TO BRUSH TROUSERS: If your trousers have cuffs, turn the mown before you start brushing. An incredible amount of dust collects there, because you kick dust into them as you walk. You must brush up the nap first to uncover the dust, and then smooth the nap by brushing downwards. Brush the dust out of the cuffs with short quick strokes. Next brush the outside of the leg from the cuff to the waistband in sweeping motions. Then brush down the nap from the waistband to the cuff. Turn the leg back and brush from the inside of the opposite leg (including the material on both sides from the crotch to the waistband) with the same long brush strokes. Brush from the cuff to the waistband and from the waistband to the cuff. Turn the trousers over and brush the outside of the second leg. Then pull back the second leg and brush the inside of the first leg. If you trousers are cuffed, fold them back correctly. You now have a well-brushed pair of trousers.

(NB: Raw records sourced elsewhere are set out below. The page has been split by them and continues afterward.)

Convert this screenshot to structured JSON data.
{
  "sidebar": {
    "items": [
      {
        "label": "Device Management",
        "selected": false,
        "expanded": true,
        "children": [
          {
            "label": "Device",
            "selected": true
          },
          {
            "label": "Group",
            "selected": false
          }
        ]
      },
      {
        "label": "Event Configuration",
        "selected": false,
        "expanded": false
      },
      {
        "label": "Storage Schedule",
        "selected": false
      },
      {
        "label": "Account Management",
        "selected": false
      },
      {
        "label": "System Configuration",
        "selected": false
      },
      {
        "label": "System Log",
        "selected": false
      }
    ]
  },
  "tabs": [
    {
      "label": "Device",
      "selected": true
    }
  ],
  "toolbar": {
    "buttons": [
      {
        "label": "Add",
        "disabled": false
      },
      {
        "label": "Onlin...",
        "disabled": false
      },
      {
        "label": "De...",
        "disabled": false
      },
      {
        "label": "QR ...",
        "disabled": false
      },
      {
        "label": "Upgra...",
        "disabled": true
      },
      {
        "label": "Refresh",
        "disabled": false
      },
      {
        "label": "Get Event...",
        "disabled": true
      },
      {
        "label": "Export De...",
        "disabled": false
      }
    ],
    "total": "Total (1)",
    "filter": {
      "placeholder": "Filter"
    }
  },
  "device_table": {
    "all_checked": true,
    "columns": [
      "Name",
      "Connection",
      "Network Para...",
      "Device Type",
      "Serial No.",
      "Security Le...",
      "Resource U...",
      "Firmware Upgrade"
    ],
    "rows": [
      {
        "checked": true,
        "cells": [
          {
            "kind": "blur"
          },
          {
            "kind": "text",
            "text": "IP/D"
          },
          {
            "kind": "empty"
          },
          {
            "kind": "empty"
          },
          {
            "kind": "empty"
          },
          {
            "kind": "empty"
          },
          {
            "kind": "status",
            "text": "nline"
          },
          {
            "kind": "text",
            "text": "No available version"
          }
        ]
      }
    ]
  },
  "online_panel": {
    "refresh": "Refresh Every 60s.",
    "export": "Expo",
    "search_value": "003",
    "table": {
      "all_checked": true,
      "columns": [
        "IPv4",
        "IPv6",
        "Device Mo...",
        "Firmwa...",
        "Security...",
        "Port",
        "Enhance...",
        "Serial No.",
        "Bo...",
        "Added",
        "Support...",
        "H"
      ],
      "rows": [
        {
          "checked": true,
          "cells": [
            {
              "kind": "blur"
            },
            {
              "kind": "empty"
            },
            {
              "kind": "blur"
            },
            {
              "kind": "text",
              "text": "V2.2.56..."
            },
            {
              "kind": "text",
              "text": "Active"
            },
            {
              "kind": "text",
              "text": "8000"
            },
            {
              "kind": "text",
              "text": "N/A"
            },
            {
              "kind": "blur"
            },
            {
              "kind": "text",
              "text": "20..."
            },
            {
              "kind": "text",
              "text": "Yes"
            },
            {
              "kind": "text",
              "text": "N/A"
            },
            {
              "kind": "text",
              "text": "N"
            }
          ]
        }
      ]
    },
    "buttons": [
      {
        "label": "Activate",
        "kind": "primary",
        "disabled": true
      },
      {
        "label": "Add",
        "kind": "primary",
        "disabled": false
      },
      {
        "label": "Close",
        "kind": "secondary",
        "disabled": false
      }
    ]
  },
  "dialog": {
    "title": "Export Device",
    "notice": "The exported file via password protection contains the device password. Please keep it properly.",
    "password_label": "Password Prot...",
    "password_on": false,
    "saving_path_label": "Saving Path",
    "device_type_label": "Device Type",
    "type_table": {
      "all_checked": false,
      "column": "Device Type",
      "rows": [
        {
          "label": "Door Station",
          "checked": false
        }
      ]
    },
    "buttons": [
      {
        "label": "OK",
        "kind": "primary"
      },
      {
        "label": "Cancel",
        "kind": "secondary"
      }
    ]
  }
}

TO BRUSH A SKIRT: Lay the skirt flat on a table. Begin by brushing the back. Brush from the hem to the waistband, then smooth the nap by brushing from the waistband to the hem. Turn the skirt over. Always save the final brushing for the front of the skirt as this is more visible.

TO BRUSH FELT HATS AND BOWLERS: You should brush a hat to remove settled dust after you take it off. I use a clothes brush on hats, but I brush gently so as not to finish with a bald patch, as there isn't a great deal of nap to play with.

TO BRUSH A FELT HAT: Place your left hand inside the crown with your palm turned upward. Press your thumb against the headband on one side and spread your fingers to steady the inside crown. Now begin brushing in a clockwise direction, starting above the ribbon and working upwards to the top of the crown. As you work, turn the hat by rotating your left wrist anticlockwise. When you have brushed the crown, brush round the brim in exactly the same manner.

TO BRUSH A VELVET RIDING HAT: Place a riding hat near a boiling kettle and steam it, then brush it with a fine natural bristle clothes brush. Hold it as you would a bowler or felt hat, and smooth the nap by rotating your left wrist anticlockwise and brushing anticlockwise with your right hand.